Housing lawsuit vs. state dropped
Three of the largest public housing authorities in Massachusetts, citing a pledge by Governor Deval Patrick to adequately fund public housing, said yesterday they have dropped a lawsuit that accused the Romney administration of shortchanging the state's nearly 250 local authorities by millions of dollars.
The authorities in Boston, Cambridge, and Brookline signed an agreement with lawyers for the state to shelve the suit after the new administration proposed to increase operating money from $45 million to $60 million in the fiscal year that begins July 1 and to provide other funds, Stephen Young, a lawyer for the three authorities, told the Globe.
Young said Governor Mitt Romney was indifferent to financial woes that the authorities said forced residents to live in deteriorating, even squalid, conditions and prompted the closing of hundreds of substandard apartments. The new administration, Young said, seems committed to improving conditions in the nearly 50,000 public housing apartments statewide for poor, elderly, and disabled residents.
"I think it's fair to say that with the Patrick administration coming into office, the attitude toward dealing with the outrageous condition in public housing changed immediately," said Young, whose clients filed the suit in November in Suffolk Superior Court.
Gregory P. Russ, executive director of the Cambridge Housing Authority, said Patrick sees the state's 247 housing authorities "as a resource, not as a burden."
But Eric Fehrnstrom, a spokesman for Romney, who is seeking the Republican nomination for president, responded that the former governor had to consider what the state could afford. "The people of Massachusetts have always been generous in providing housing, healthcare, and other human services, but it's fair to say that Governor Romney never asked the taxpayers to be more generous than we could afford," he said.
Although only three authorities filed suit, the complaint had sought help for authorities across the state.
After recent meetings with representatives of the three authorities, the administration has proposed raising operating funds for the 247 authorities, calling the $15 million increase a down payment to start making up for years of inadequate funding, Young said. Patrick's staff has also promised to realistically assess the cost of running public housing and to provide money to maintain it.
Patrick has also recommended raising the capital budget for the housing authorities from $55 million to $85 million in the fiscal year that starts July 1, said Tina Brooks, the state's undersecretary for housing and community development. The housing authorities in Boston, Cambridge, and Brookline, which manage about 4,000 apartments, had accused Romney of violating state law by freezing subsidies for operating and maintenance costs for most of his administration.
Yesterday, the heads of the authorities in Cambridge and Brookline said the mere threat of the suit prompted Romney to provide subsidies they were owed in the last months of his administration, including $550,000 to Brookline and $758,000 to Cambridge.
A month before the authorities filed suit, state Auditor A. Joseph DeNucci issued a blistering report that said Romney's funding of public housing had left thousands of residents living in squalor. DeNucci's office reviewed conditions in about a quarter of the housing authorities.

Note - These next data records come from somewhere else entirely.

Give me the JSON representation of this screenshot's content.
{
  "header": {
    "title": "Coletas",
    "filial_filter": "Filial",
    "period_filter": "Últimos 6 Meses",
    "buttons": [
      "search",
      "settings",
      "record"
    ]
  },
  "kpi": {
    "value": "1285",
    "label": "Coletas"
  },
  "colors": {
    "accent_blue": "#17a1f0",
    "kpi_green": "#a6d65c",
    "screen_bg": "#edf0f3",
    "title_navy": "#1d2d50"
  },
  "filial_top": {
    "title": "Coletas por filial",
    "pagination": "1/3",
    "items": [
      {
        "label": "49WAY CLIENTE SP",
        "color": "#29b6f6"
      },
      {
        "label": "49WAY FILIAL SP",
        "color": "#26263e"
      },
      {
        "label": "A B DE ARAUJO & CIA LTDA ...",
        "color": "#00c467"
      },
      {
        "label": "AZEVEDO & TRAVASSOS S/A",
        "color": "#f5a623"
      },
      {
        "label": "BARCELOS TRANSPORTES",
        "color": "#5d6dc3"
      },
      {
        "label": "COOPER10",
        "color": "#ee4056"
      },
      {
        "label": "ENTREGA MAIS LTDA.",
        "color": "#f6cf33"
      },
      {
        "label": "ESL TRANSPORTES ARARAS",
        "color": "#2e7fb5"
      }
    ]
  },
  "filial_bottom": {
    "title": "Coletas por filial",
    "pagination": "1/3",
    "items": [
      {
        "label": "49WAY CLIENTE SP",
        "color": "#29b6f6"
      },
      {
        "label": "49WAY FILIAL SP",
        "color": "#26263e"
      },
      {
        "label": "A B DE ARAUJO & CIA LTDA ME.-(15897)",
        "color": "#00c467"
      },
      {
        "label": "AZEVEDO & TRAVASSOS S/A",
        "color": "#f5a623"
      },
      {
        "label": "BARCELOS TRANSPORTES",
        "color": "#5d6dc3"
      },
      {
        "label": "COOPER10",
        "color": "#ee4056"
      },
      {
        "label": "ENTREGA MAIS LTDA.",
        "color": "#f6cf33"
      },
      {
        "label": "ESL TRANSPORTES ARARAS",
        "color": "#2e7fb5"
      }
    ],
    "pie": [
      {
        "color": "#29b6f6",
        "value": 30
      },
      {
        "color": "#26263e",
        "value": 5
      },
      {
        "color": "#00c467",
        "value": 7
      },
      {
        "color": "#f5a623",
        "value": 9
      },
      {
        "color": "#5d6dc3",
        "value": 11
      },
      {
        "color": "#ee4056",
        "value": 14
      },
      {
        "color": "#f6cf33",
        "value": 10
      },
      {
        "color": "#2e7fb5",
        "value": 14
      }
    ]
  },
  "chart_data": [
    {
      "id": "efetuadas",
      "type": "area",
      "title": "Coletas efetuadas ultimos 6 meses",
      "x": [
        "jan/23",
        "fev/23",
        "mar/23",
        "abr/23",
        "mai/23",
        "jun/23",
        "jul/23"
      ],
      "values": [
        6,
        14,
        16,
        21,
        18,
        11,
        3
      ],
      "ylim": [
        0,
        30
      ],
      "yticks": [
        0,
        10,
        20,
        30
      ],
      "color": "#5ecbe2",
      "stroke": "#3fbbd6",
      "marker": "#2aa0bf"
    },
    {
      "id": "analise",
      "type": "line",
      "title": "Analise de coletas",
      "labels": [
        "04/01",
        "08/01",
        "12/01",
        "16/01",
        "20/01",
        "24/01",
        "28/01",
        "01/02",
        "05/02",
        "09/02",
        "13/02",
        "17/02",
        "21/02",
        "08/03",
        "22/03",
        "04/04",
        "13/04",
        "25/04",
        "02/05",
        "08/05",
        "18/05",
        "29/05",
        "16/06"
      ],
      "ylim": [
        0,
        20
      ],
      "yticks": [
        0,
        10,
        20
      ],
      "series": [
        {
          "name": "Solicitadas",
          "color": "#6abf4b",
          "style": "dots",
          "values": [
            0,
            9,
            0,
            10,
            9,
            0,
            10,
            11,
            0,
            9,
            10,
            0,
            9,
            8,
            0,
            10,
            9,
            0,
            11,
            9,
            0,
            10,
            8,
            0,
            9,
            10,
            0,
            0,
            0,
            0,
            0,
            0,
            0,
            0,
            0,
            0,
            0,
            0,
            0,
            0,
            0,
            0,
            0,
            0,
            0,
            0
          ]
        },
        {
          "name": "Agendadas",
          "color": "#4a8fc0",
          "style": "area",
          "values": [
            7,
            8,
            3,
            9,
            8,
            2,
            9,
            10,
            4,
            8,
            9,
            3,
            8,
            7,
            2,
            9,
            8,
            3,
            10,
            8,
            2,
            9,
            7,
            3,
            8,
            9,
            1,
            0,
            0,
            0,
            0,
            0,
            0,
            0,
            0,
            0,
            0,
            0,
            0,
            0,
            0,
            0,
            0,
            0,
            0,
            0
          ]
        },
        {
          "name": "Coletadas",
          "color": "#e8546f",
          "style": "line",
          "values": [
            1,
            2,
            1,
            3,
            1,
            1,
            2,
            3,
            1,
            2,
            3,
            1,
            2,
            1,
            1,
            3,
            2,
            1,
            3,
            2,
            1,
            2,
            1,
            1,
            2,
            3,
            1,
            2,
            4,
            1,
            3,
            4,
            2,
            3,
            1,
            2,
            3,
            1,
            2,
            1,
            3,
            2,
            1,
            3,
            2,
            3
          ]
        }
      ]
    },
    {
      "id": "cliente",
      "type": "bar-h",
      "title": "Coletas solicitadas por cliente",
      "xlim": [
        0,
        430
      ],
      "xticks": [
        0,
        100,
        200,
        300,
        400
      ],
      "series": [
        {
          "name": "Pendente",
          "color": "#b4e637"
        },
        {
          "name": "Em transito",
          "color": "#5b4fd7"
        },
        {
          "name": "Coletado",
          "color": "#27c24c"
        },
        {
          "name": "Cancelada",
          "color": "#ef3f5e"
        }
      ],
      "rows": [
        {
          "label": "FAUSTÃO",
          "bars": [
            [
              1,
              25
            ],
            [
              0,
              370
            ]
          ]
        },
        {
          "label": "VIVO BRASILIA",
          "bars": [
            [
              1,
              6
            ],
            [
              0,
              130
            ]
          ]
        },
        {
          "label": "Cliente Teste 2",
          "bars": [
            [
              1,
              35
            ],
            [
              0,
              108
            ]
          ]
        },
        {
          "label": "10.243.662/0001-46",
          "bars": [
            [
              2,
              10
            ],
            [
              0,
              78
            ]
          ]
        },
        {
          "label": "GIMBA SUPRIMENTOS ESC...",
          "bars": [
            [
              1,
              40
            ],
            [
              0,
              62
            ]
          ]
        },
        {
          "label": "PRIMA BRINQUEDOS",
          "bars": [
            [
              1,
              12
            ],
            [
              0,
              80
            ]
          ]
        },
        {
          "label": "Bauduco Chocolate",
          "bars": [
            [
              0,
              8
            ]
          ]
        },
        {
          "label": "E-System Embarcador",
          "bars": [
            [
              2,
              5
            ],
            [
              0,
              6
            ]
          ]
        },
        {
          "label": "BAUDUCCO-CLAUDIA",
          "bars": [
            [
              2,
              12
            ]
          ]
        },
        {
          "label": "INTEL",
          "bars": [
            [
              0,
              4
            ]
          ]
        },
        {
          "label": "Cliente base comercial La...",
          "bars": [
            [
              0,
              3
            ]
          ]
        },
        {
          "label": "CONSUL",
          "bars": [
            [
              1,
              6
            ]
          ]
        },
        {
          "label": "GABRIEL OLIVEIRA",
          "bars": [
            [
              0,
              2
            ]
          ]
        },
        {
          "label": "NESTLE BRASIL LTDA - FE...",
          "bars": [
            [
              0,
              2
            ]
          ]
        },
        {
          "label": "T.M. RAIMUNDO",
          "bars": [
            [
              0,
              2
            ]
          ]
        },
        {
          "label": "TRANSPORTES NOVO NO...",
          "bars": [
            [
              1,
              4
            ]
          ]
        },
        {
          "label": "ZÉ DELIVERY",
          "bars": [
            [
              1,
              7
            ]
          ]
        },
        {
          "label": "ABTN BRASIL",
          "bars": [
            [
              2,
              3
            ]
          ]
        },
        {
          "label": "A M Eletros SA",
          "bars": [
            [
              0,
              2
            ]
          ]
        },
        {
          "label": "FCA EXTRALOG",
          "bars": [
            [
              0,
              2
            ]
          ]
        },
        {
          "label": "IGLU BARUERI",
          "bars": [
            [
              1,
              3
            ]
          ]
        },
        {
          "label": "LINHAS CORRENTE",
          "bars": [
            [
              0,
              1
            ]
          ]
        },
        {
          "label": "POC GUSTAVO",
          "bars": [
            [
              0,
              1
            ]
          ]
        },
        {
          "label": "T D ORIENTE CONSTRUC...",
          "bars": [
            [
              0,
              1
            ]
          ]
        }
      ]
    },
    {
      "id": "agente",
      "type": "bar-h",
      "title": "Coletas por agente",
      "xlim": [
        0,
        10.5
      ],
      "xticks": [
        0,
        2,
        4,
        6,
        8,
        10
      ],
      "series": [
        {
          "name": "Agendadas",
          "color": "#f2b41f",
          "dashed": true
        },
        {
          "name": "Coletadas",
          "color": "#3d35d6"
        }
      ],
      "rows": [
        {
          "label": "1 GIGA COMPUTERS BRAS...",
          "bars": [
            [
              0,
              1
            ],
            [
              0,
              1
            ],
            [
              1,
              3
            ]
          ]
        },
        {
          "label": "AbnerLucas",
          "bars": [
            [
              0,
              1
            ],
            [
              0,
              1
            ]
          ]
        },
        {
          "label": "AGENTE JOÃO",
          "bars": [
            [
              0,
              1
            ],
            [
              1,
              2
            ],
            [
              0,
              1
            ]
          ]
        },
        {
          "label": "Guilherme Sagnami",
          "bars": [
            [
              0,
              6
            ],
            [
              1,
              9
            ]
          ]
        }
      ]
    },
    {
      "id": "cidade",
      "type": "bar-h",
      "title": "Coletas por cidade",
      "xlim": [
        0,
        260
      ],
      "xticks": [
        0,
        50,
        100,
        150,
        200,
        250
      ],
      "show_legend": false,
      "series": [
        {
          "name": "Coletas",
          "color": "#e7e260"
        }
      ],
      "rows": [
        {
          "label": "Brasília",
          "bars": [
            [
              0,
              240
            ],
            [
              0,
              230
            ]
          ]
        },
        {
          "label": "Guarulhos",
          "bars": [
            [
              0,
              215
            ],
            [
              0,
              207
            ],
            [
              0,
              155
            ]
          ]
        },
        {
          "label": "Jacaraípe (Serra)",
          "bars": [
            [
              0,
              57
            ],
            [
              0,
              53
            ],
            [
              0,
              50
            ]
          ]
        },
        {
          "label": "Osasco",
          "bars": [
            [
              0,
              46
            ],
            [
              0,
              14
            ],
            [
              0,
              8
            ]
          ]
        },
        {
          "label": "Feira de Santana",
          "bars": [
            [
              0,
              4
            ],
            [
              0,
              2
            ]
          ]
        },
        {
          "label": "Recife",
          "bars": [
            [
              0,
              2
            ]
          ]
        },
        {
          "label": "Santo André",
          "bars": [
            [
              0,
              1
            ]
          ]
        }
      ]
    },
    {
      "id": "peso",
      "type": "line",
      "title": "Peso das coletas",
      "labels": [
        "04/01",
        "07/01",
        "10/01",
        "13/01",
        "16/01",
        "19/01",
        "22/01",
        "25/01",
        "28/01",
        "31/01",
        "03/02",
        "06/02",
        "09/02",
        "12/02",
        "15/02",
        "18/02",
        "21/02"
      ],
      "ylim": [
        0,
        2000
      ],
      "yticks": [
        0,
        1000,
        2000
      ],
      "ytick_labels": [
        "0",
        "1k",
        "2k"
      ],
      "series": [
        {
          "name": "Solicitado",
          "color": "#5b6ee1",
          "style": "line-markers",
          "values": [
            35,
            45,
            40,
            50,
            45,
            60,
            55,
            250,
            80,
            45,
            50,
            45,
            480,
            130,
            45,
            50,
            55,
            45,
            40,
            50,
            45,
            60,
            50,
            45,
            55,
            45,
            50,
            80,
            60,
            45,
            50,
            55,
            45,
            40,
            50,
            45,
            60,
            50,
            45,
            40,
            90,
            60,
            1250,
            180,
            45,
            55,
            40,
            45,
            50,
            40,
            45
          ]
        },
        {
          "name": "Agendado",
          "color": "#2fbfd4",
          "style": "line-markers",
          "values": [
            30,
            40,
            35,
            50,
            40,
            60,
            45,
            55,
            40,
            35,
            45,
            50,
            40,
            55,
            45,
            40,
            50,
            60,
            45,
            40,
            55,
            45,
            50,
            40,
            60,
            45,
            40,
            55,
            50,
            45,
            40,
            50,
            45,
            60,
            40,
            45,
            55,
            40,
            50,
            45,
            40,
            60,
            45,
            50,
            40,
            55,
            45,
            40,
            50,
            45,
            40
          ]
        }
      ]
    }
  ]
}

His survey found that more than 1,000 apartments were in such disrepair that they had to be taken off the market, because of missing hand railings, cracked and damaged foundations, extensive mold and mildew damage, and rodent and insect infestation. At the time, 81,000 people were on waiting lists for apartments statewide, DeNucci said.
A 1971 state law, later amended, caps the rent paid by residents of public housing apartments at no more than one third of a household's income, the lawsuit said. The law requires the state to make up the difference between what authorities receive in rent and the cost of operating and maintaining apartments, the suit said.
But a 2005 study by the Harvard Graduate School of Design found that despite the subsidy, authorities were losing on average about $140 a month for each apartment, Young said. That translated into an annual shortfall of about $79 million for the authorities, according to the Harvard study. Lawyers for the plaintiffs and Attorney General Martha Coakley, who was defending the state, signed an agreement to dismiss the suit.